Answer to Question #43182 in Other Economics for Leeann Star
What are the key economic factors that keep a country's currency strong? For instance; why is the usd strong when the usa has so much debt? Why is the Vietnamese dong so weak? Kuwait only has 38 billion in debt so I might understand it's value.
In 1980-1983 IMPORT percentages were: USA 9.5% Vietnam 0%
Kuwait ranged from 34-52% and Iraq 0%
Their EXPORT percentages were: USA 9% Vietnam 0% Kuwait 55-78% and Iraq 0%
The currency was worth from 1980-83
USA I have to keep at a dollar and compare other countries to the dollar.
Vietnam 20 dong= 1usd
IMPORTS USA 16% Vietnam 78.5%
Kuwait 26.5% Iraq 33.75
Kuwait'debt is only 38 billion I think
EXPORTS: USA 12.75% Vietnam 73.5% Kuwait 66% Iraq 41.5%
Currency Vietnam 21,000 avg Kuwait avg 3.5 and Iraq 1170 avg
Sometimes, we judge economic success from only a very limited standpoint,ignoring much more important factors. One example, is judging the desirability of an economic policy from the strength of a currency. When you have a large current account deficit, when your economy is in recession, a depreciation is exactly what the economy needs. Having a strong currency, when economic fundamentals don’t support that level just creates further economic misery.
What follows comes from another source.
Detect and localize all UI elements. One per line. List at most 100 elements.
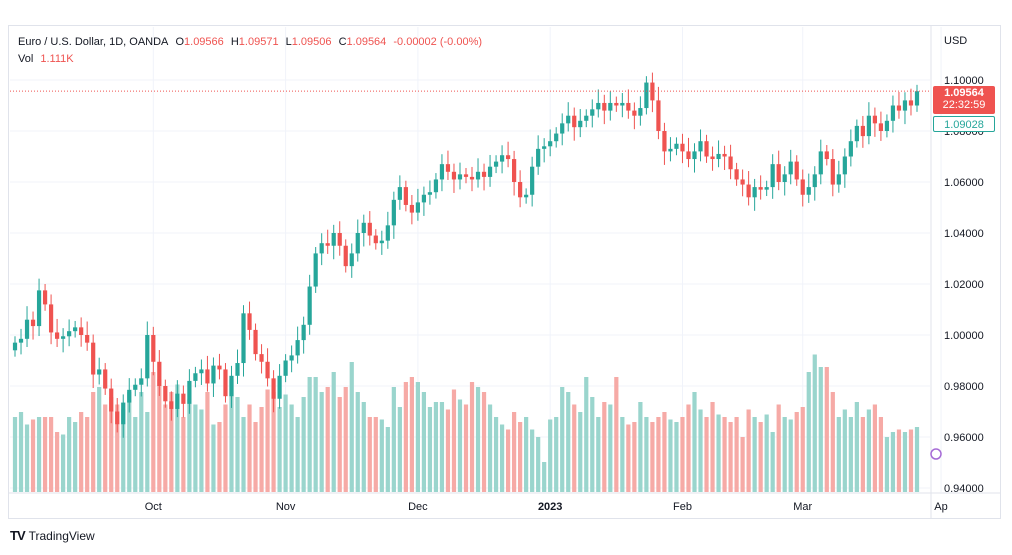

One obvious example that springs to mind is the effort in 1992 to keep the Pound artificially overvalued within the ERM. To keep the Pound at a set level against the D-Mark, we put up interest rates to 15% and caused a severe recession. The strong pound was completely unsuitable for the UK economy, but we persisted with the policy because of a mistaken belief that keeping a ‘strong’ pound was ‘good’.
Another classic mistake was the decision in1925 to rejoin the gold standard at a level that was unsuitable for the post-war UK economy. The consequence of this decision was deflation, low growth and a rising debt to GDP ratio. In this case, the strong pound was damaging to the UK economy.